Work, and crafting gripping prose from its tedium and inorganic nature, is one of my favourite topics. The comic-but-not-really work of Joseph Heller, Joshua Ferris, David Foster Wallace or any other overeducated white male who manages to be grimmer about life than others who likely suffered more? That's my tastiest jam!!
I got a bit of that delectable fruitage—but any litmag, even your highest brow variety, even when themed—I always find it spotty. I'm still getting used to that: you just have to read litmags differently from novels or single-author story collections. You'll never like every piece, so you have to skip if you want to get through them. Once you learn what you like and how to skip, you can collect the primest cutlets of literary meat, but it's not my favourite task as a reader.
Daniel Alarcon about book pirates in Peru, Jim Crace's All That Follows, V.V Ganeshananthan's story of a doctor among the Tamil Tigers, Salman Rushdie on Sloth and Aminatta Forna's tale of the quixotic campaigns of a Sierra Leonean Veterinarian are among the best pieces in this volume.
Fantastic essay by Daniel Alarcón titled "Life Among the Pirates" regarding the publishing industry, intellectual property, and book piracy in Lima, Perú. Despite the essay being 13 years old, I found the information fascinating, insightful, and unfortunately, still relevant and true to my personal recent experiences in Lima as well. This essay was well researched and gave answers to my many questions about bookstores and the industry I witnessed in Perú.

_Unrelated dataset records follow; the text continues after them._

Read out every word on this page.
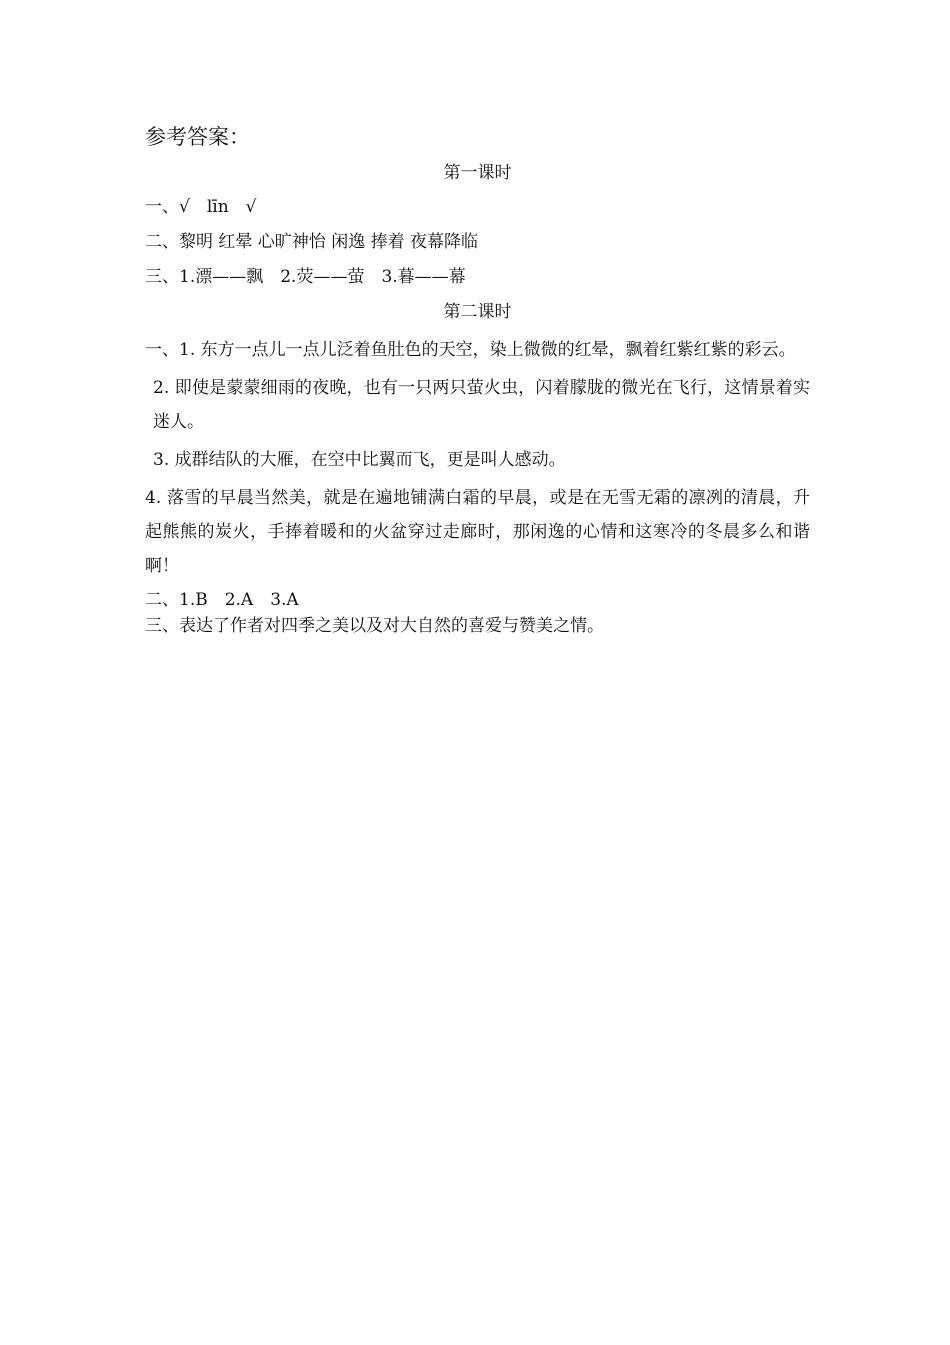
参考答案：
第一课时

一、√　līn　√

二、黎明 红晕 心旷神怡 闲逸 捧着 夜幕降临

三、1.漂——飘　2.荧——萤　3.暮——幕

第二课时

一、1. 东方一点儿一点儿泛着鱼肚色的天空，染上微微的红晕，飘着红紫红紫的彩云。

2. 即使是蒙蒙细雨的夜晚，也有一只两只萤火虫，闪着朦胧的微光在飞行，这情景着实迷人。

3. 成群结队的大雁，在空中比翼而飞，更是叫人感动。

4. 落雪的早晨当然美，就是在遍地铺满白霜的早晨，或是在无雪无霜的凛冽的清晨，升起熊熊的炭火，手捧着暖和的火盆穿过走廊时，那闲逸的心情和这寒冷的冬晨多么和谐啊！

二、1.B　2.A　3.A

三、表达了作者对四季之美以及对大自然的喜爱与赞美之情。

The best of these stories were all windows on other lives.
'Life Among the Pirates' tells us what has happened to the Peruvian book trade and why. 'Tommy' gives a glimpse of life in a paper factory 'What I Think When I Think About Robots' dragged a bit, but did guide me to some entertaining ALICE videos on Youtube Rushdie's notes on Sloth were somewhat dull for me Ponte City pics fascinating The Work of War, on the Rwandan genocide, was the most distressing. The Unnamed, on a mysterious walking ailment, the most interesting.

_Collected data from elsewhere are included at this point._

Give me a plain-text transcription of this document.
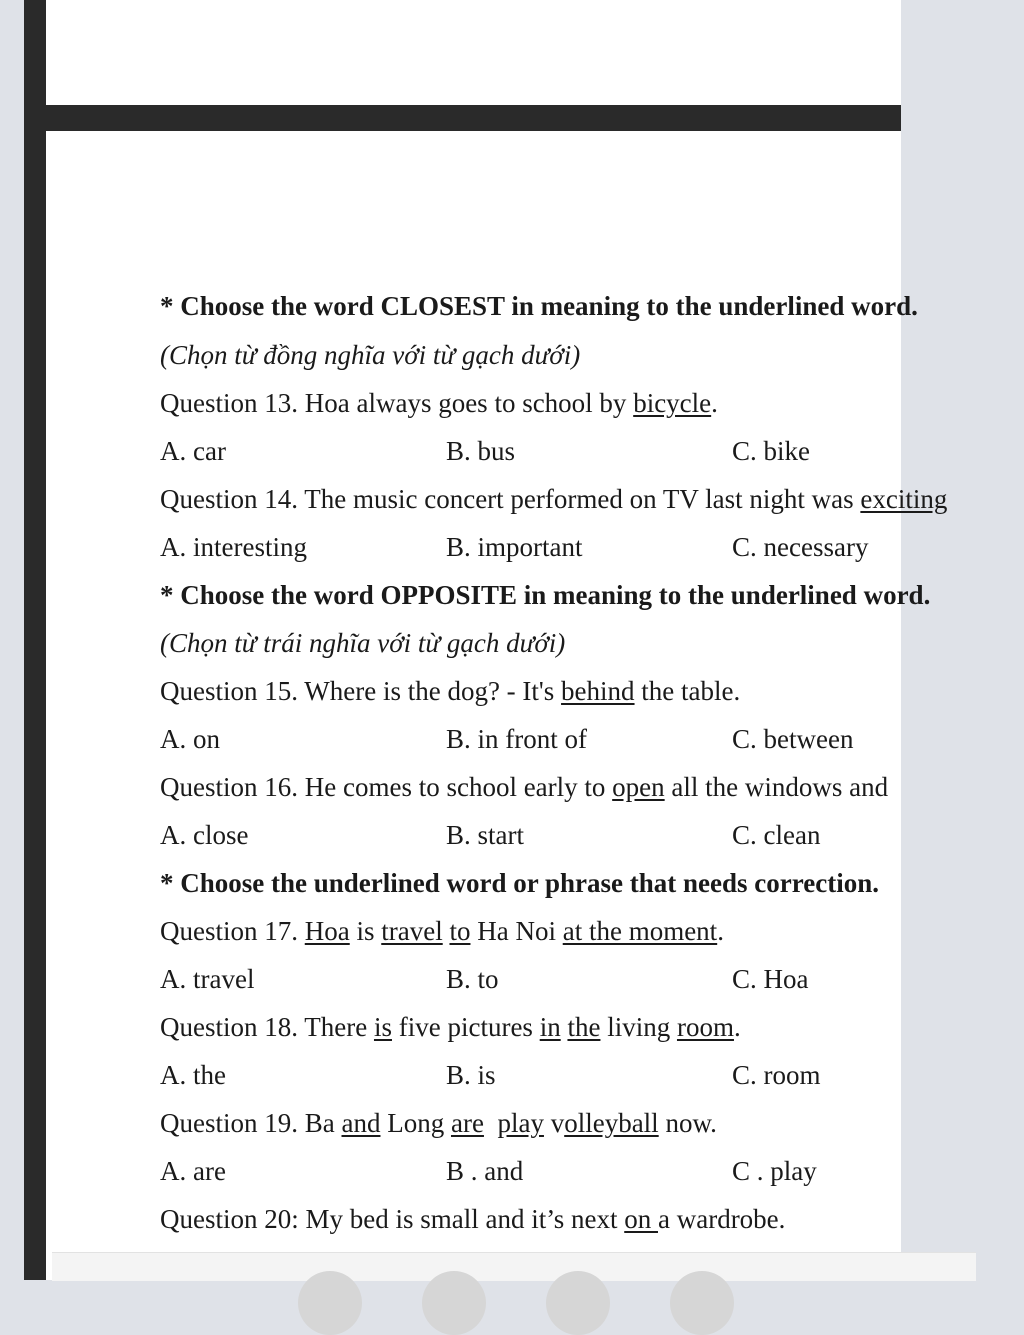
* Choose the word CLOSEST in meaning to the underlined word.
(Chọn từ đồng nghĩa với từ gạch dưới)
Question 13. Hoa always goes to school by bicycle.
A. car	B. bus	C. bike
Question 14. The music concert performed on TV last night was exciting
A. interesting	B. important	C. necessary
* Choose the word OPPOSITE in meaning to the underlined word.
(Chọn từ trái nghĩa với từ gạch dưới)
Question 15. Where is the dog? - It's behind the table.
A. on	B. in front of	C. between
Question 16. He comes to school early to open all the windows and
A. close	B. start	C. clean
* Choose the underlined word or phrase that needs correction.
Question 17. Hoa is travel to Ha Noi at the moment.
A. travel	B. to	C. Hoa
Question 18. There is five pictures in the living room.
A. the	B. is	C. room
Question 19. Ba and Long are play volleyball now.
A. are	B . and	C . play
Question 20: My bed is small and it’s next on a wardrobe.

My favorites for this issue: Alarcon's story of book piracy in Peru, especially his own ambivalent feelings as an author; Rushdie on sloth (guess I have to read Oblomov now); Brad Watson's Vacuum; All That Follows by Jim Crace; and Essex Clay by Peter Stothard. I was bored by Steven Hall's What I Think About When I Think About Robots. And, as far as I'm concerned Joshua Ferris can stop writing now as he has so little to actually say in his novels.